# Just Arrived! Pre-Nor'easter Doeling



## SalteyLove (Jun 18, 2011)

Let's get one thing straight, our doe Lady does NOT follow rules! Back in August she went in to a raging heat while our bucks were out grazing, ripped the gate right off the hinges and exposed our entire herd to the two bucks! 

And this morning delivered one lovely chocolate traditional doeling! (nobody else got pregnant during her dramatic escape) 

She was a bottle raised pet until we purchased her so she is a first freshener at 4 years of age. She held to her dramatic self throughout labor and convinced me to give a tug near the end to help her out. However, her mothering skills have proven to be EXCELLENT. None of the dancing about when I was getting the kid latched on etc. The doeling was not as quick to it's feet as some, but I know she nursed multiple times and hope she will be stable when I get home. I absolutely had to get to the office!


----------



## ThreeHavens (Oct 20, 2011)

Congrats!


----------



## burtfarms (Apr 4, 2013)

congratulations!! she is cute


----------



## nancy d (Oct 5, 2007)

Thanks for the big smile this morning, Lady Hussy, good work!


----------



## happybleats (Sep 12, 2010)

awe...beautiful!!!


----------



## dreamacresfarm2 (May 10, 2014)

what a cute face


----------



## Trickyroo (Sep 26, 2012)

Awww , love her face , she is adorable 
Good girl Lady , lol…She is a pretty momma


----------



## Trickyroo (Sep 26, 2012)

nancy d said:


> Thanks for the big smile this morning, Lady Hussy, good work!
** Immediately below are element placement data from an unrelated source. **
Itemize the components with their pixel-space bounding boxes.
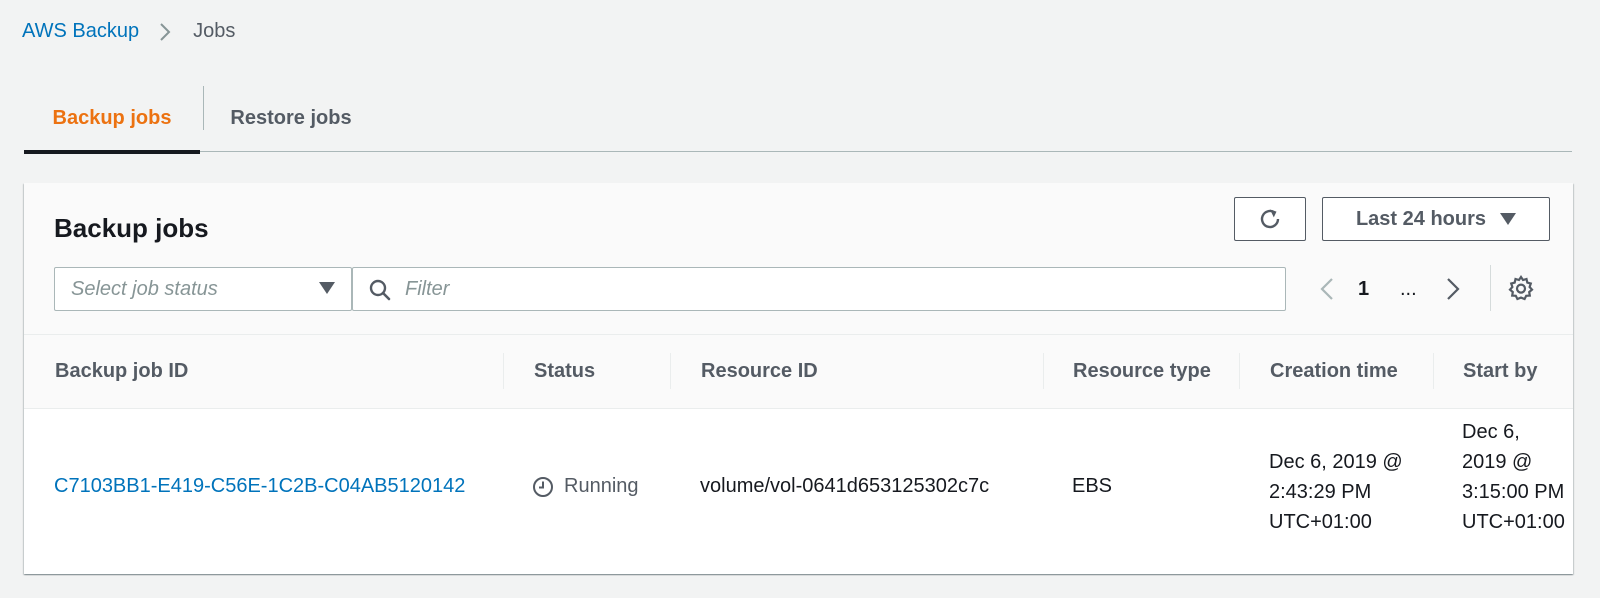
column-header-resource-id[interactable]: Resource ID (701, 335, 818, 407)
tab-divider (203, 86, 204, 130)
column-resizer[interactable] (670, 353, 671, 389)
column-resizer[interactable] (1239, 353, 1240, 389)
pagination-page-1[interactable]: 1 (1358, 267, 1369, 311)
backup-jobs-panel: Backup jobs Last 24 hours Select job sta… (24, 183, 1573, 574)
status-label: Running (564, 475, 639, 497)
pagination-next-button[interactable] (1438, 267, 1468, 311)
pagination-divider (1490, 265, 1491, 311)
panel-header: Backup jobs Last 24 hours Select job sta… (24, 183, 1573, 335)
resource-id-cell: volume/vol-0641d653125302c7c (700, 475, 990, 497)
backup-job-id-link[interactable]: C7103BB1-E419-C56E-1C2B-C04AB5120142 (54, 475, 465, 498)
creation-time-cell: Dec 6, 2019 @ 2:43:29 PM UTC+01:00 (1269, 451, 1403, 533)
table-row: C7103BB1-E419-C56E-1C2B-C04AB5120142 Run… (24, 409, 1573, 574)
tab-restore-jobs[interactable]: Restore jobs (206, 84, 376, 152)
filter-input[interactable] (405, 268, 1265, 310)
table-header: Backup job ID Status Resource ID Resourc… (24, 335, 1573, 409)
filter-field (352, 267, 1286, 311)
breadcrumb-current: Jobs (193, 20, 236, 42)
column-header-start-by[interactable]: Start by (1463, 335, 1537, 407)
refresh-icon (1260, 209, 1280, 229)
job-status-select[interactable]: Select job status (54, 267, 352, 311)
breadcrumb: AWS Backup Jobs (22, 20, 235, 43)
pagination-previous-button[interactable] (1312, 267, 1342, 311)
status-cell: Running (532, 475, 639, 498)
time-range-label: Last 24 hours (1355, 207, 1487, 230)
panel-title: Backup jobs (54, 213, 209, 243)
search-icon (369, 279, 391, 301)
column-header-status[interactable]: Status (534, 335, 595, 407)
refresh-button[interactable] (1234, 197, 1306, 241)
breadcrumb-link-aws-backup[interactable]: AWS Backup (22, 20, 139, 43)
clock-icon (533, 476, 553, 497)
column-header-resource-type[interactable]: Resource type (1073, 335, 1211, 407)
chevron-right-icon (1447, 278, 1460, 300)
chevron-right-icon (159, 22, 171, 42)
table-settings-button[interactable] (1508, 275, 1534, 306)
tab-backup-jobs[interactable]: Backup jobs (24, 84, 200, 154)
gear-icon (1508, 275, 1534, 301)
resource-type-cell: EBS (1072, 475, 1113, 497)
column-resizer[interactable] (1433, 353, 1434, 389)
caret-down-icon (319, 282, 335, 294)
chevron-left-icon (1320, 278, 1333, 300)
caret-down-icon (1500, 213, 1517, 225)
column-resizer[interactable] (503, 353, 504, 389)
start-by-cell: Dec 6, 2019 @ 3:15:00 PM UTC+01:00 (1462, 421, 1565, 533)
time-range-dropdown[interactable]: Last 24 hours (1322, 197, 1550, 241)
column-resizer[interactable] (1043, 353, 1044, 389)
job-status-placeholder: Select job status (71, 277, 218, 300)
column-header-backup-job-id[interactable]: Backup job ID (55, 335, 188, 407)
column-header-creation-time[interactable]: Creation time (1270, 335, 1398, 407)
pagination-ellipsis: ... (1400, 277, 1417, 300)
tab-bar: Backup jobs Restore jobs (24, 84, 1572, 154)
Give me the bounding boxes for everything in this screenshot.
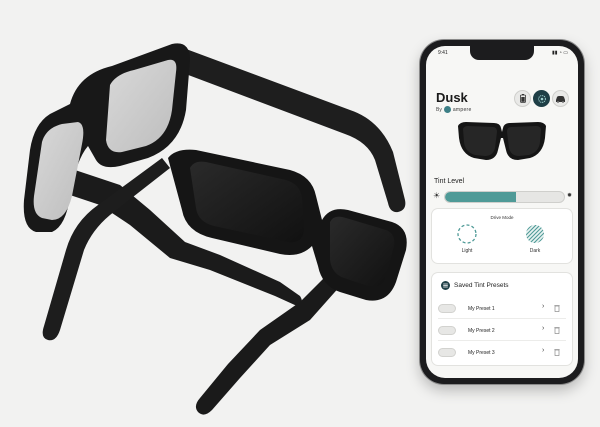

She had to find love , it was a emergency , lol. :ROFL:hlala:


----------



## ksalvagno (Oct 6, 2009)

Cutie!


----------



## chigarden (Feb 26, 2011)

Sweet !


----------



## guessa1 (Jun 11, 2014)

Awww...really sweet!


----------



## Goats Rock (Jun 20, 2011)

Congratulations! What a sweet little face!


----------